Collections and Maps

Set

HashSet

TreeSet

LinkedHashSet


 

List

Vector

ArrayList

LinkedList


 

Map

HashMap

HashTable

TreeMap

LinkedHashMap

  • Set cannot contain duplicate elements. Not ordered (implementation : HashSet)
    SortedSet holds elements in sorted ascending order. (implementation : TreeSet)
    HashSet is not ordered or sorted. (constant time performance for basic add and remove).
    TreeSet arranges the elements in ascending element order, sorted according to the natural order of the elements.
    LinkedHashSet is an ordered HashSet, which gives elements in the order of insertion or last access.

  • List represents ordered collections which allow positional access and search and can contain duplicate elements. (implementation : LinkedList, ArrayList, Vector, Stack)
    ArrayList enables fast iteration ad constant speed positional access.
    Vector is similar to ArrayList only slower since it is synchronized.
    LinkedList allows fast insertion and deletion at the beginning or end. Commonly used for implementing stacks and queues.
    Stack is subset of Vector, it is simple LIFO.

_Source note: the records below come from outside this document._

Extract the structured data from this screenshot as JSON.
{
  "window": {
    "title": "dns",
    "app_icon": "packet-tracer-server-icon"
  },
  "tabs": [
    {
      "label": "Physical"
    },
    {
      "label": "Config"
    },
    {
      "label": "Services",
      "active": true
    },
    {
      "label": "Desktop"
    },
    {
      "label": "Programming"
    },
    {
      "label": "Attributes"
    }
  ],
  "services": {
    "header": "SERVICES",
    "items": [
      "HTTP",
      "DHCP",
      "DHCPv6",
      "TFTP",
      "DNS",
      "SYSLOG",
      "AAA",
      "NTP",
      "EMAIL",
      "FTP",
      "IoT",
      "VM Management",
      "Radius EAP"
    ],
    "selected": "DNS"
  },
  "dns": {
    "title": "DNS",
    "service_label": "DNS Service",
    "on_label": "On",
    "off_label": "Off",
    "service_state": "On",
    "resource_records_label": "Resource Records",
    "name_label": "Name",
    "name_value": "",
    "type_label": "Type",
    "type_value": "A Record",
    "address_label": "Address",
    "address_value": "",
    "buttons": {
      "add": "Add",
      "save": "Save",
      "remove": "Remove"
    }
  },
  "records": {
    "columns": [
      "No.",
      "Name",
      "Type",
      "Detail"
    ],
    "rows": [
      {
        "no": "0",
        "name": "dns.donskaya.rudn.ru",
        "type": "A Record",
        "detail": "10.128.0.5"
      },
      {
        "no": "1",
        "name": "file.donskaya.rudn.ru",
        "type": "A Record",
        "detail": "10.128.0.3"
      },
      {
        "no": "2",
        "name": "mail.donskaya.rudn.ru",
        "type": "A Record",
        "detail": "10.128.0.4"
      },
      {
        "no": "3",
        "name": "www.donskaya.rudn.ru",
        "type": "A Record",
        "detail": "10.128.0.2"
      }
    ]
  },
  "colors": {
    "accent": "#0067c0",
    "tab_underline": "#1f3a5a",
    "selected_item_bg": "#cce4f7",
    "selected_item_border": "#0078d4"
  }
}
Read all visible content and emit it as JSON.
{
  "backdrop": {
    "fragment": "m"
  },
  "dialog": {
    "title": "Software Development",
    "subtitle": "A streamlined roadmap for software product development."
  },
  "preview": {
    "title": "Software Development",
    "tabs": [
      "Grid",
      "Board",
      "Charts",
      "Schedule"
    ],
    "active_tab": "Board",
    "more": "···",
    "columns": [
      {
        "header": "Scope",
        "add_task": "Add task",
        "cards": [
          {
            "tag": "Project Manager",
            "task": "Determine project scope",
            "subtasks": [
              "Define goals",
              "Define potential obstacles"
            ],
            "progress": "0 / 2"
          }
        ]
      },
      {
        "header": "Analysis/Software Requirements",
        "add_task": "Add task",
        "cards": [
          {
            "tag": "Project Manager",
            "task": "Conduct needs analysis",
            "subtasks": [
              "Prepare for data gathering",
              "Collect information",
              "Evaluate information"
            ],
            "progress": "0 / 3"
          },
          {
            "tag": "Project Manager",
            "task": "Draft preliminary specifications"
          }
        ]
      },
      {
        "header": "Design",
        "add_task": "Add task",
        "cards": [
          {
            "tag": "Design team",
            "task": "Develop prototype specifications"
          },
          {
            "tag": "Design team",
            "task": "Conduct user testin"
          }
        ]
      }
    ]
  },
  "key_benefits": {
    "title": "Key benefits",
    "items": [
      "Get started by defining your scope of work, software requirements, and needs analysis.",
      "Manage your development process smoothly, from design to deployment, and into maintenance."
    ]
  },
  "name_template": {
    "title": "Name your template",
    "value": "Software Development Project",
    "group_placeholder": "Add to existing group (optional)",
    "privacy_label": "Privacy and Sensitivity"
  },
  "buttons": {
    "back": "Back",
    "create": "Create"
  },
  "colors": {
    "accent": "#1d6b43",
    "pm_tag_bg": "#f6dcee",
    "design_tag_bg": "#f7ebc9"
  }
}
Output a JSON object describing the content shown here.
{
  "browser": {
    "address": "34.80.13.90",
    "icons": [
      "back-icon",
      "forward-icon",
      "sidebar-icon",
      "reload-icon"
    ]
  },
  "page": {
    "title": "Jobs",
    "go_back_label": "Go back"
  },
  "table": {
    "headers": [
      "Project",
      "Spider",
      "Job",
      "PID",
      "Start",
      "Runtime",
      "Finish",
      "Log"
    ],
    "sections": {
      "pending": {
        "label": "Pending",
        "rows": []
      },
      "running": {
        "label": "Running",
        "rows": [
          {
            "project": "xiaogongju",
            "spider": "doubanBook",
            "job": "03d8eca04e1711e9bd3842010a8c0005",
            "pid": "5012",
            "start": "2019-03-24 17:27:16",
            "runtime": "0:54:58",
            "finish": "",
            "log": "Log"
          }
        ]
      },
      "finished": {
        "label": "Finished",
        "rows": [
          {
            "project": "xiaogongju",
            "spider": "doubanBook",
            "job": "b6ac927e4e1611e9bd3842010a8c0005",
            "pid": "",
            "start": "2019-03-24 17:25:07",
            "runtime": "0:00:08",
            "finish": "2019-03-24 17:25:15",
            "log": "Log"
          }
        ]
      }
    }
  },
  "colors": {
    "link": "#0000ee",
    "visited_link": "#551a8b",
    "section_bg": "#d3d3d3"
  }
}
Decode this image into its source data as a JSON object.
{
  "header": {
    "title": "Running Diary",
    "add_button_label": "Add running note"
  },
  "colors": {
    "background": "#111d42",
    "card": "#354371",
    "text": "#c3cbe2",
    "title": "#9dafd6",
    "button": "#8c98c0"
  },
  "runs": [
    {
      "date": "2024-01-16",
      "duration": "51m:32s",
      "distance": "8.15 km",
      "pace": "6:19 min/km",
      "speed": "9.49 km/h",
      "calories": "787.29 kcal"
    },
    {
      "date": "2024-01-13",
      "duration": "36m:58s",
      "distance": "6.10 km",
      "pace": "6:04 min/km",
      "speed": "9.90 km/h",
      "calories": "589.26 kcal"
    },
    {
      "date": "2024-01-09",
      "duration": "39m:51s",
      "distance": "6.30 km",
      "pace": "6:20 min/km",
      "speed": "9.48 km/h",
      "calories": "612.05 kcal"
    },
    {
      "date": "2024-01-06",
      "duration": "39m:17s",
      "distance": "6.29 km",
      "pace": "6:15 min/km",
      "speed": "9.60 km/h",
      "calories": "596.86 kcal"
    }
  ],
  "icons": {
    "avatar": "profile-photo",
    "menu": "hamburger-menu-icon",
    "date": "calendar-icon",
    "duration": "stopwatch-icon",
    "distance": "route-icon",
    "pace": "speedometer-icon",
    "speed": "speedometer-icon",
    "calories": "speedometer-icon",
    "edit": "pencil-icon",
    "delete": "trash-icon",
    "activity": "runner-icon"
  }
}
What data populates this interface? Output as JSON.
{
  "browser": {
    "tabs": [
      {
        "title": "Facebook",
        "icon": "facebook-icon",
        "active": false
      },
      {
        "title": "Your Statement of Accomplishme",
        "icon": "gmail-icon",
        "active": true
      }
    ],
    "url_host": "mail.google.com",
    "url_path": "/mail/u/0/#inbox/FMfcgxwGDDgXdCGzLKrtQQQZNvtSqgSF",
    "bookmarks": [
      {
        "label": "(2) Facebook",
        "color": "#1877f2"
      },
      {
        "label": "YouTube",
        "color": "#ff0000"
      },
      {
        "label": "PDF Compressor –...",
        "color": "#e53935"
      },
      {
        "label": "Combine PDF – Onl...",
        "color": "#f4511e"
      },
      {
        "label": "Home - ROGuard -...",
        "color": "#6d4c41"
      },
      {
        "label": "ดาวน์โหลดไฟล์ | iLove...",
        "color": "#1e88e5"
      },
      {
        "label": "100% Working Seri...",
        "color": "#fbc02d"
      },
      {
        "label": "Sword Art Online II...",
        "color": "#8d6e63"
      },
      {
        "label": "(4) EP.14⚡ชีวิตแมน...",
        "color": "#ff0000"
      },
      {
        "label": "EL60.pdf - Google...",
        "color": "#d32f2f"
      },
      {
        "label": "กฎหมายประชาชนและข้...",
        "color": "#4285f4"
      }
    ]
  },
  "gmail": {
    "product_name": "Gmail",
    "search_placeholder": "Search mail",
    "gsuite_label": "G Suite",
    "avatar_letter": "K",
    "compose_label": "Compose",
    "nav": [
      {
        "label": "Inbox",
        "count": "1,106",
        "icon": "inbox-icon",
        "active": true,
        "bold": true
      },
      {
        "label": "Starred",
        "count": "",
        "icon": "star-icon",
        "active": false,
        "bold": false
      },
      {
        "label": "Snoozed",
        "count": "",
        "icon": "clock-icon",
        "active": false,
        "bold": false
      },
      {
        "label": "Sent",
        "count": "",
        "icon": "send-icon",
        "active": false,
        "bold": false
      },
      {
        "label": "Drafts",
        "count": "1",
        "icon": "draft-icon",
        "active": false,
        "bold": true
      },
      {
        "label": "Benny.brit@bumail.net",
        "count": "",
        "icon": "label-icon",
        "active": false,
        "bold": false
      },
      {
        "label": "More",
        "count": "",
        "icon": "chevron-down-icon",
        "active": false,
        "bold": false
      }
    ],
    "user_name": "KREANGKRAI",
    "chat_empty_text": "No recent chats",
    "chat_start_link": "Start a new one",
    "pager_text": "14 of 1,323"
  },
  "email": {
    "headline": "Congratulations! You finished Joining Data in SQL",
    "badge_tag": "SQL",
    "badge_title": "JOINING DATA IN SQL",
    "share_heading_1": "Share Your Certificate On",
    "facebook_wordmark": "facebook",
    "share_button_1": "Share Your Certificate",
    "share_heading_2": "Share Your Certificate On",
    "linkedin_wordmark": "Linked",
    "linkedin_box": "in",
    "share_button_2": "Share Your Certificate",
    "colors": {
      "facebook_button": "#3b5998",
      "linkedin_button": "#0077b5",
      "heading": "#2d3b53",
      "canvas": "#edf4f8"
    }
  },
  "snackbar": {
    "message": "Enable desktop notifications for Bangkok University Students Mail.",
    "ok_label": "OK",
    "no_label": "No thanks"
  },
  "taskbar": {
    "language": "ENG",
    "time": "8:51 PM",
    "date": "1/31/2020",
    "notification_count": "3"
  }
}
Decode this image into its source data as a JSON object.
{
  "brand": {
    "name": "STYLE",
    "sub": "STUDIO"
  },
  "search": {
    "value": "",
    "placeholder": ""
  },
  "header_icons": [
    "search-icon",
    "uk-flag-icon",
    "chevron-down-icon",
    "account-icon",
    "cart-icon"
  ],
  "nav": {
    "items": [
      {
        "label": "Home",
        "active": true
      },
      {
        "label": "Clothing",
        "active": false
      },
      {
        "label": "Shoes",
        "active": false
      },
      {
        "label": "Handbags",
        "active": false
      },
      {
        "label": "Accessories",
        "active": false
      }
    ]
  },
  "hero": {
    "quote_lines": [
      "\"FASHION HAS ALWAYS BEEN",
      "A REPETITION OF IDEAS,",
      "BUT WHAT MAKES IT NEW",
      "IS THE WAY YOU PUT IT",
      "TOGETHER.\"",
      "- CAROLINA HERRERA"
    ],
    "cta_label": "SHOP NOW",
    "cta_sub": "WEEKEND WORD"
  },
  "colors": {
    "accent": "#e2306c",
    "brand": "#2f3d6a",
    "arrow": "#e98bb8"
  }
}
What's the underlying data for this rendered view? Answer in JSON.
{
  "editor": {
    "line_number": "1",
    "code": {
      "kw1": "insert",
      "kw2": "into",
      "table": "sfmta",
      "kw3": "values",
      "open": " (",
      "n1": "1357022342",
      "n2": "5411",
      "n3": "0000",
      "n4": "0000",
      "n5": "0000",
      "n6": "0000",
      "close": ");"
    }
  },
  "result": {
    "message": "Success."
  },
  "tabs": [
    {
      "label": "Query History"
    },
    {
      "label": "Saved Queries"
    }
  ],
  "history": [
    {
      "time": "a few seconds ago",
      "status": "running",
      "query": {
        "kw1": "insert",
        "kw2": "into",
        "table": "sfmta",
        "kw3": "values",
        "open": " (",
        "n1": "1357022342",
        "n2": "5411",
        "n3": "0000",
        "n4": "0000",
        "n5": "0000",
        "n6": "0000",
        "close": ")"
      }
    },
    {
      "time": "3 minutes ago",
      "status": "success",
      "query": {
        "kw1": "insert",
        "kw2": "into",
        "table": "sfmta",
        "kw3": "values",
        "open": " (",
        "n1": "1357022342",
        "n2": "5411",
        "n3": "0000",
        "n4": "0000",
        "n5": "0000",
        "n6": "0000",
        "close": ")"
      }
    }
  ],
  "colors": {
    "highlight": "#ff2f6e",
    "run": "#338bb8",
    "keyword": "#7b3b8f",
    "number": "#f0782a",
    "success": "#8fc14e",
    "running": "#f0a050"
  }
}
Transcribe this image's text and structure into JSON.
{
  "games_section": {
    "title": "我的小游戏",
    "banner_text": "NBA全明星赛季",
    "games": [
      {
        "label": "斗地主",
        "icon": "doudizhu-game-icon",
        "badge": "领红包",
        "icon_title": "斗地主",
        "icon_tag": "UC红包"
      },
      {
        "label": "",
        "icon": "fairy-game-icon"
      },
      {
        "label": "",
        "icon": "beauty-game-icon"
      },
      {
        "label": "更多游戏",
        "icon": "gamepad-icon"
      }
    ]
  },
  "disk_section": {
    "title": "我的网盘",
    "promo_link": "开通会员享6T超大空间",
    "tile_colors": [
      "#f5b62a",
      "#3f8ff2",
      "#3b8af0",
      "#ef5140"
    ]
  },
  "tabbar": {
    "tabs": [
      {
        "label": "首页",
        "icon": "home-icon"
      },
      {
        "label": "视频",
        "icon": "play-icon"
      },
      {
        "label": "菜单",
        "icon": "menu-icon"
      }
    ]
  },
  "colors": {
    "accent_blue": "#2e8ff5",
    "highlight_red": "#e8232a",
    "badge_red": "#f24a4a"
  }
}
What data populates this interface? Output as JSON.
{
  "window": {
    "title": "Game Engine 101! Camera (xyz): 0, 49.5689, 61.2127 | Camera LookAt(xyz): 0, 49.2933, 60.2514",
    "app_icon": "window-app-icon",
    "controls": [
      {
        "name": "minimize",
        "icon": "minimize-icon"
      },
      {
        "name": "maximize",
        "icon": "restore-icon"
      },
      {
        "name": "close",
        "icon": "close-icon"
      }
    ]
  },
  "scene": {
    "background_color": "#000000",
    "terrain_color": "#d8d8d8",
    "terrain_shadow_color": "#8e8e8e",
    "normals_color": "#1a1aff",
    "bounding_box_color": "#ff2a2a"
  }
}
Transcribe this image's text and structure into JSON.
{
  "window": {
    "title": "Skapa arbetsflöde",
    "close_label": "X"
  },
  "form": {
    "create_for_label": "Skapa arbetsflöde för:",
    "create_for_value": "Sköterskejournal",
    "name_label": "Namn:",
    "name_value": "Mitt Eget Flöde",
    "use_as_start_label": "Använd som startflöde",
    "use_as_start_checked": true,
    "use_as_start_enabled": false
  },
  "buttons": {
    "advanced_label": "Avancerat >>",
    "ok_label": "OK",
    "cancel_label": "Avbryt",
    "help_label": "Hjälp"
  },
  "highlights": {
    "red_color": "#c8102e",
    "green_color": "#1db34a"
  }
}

  • Map matches unique keys to values. Each key maps to at most one value. It does not implement the Collection interface (implementation : HashMap, HashTable, WeakHashMap)
    SortedMap orders the mapping in the sorted order of keys.
    HashMap is not sorted or ordered. It allows one null key and many null values.
    HashTable is similar to HashMap but does not allow null keys and values. Also, it is slower because it is synchronized.
    LinkedHashMap iterated by insertion or last accessed order. Allows one null key and many null values.
    TreeMap is a map in ascending key order, sorted according to the natural order for the key's class.

  • Two objects that are not equal can have the same hash code. The hash code of a null value is defined as zero.

  • When you override equals() you should override hashCode()16 but the reverse is not required.

  • A BitSet is not part of the Collections Framework. It contains elements which are bits (ie. boolean primitive). Like Vector its not of fixed size and can grow as needed.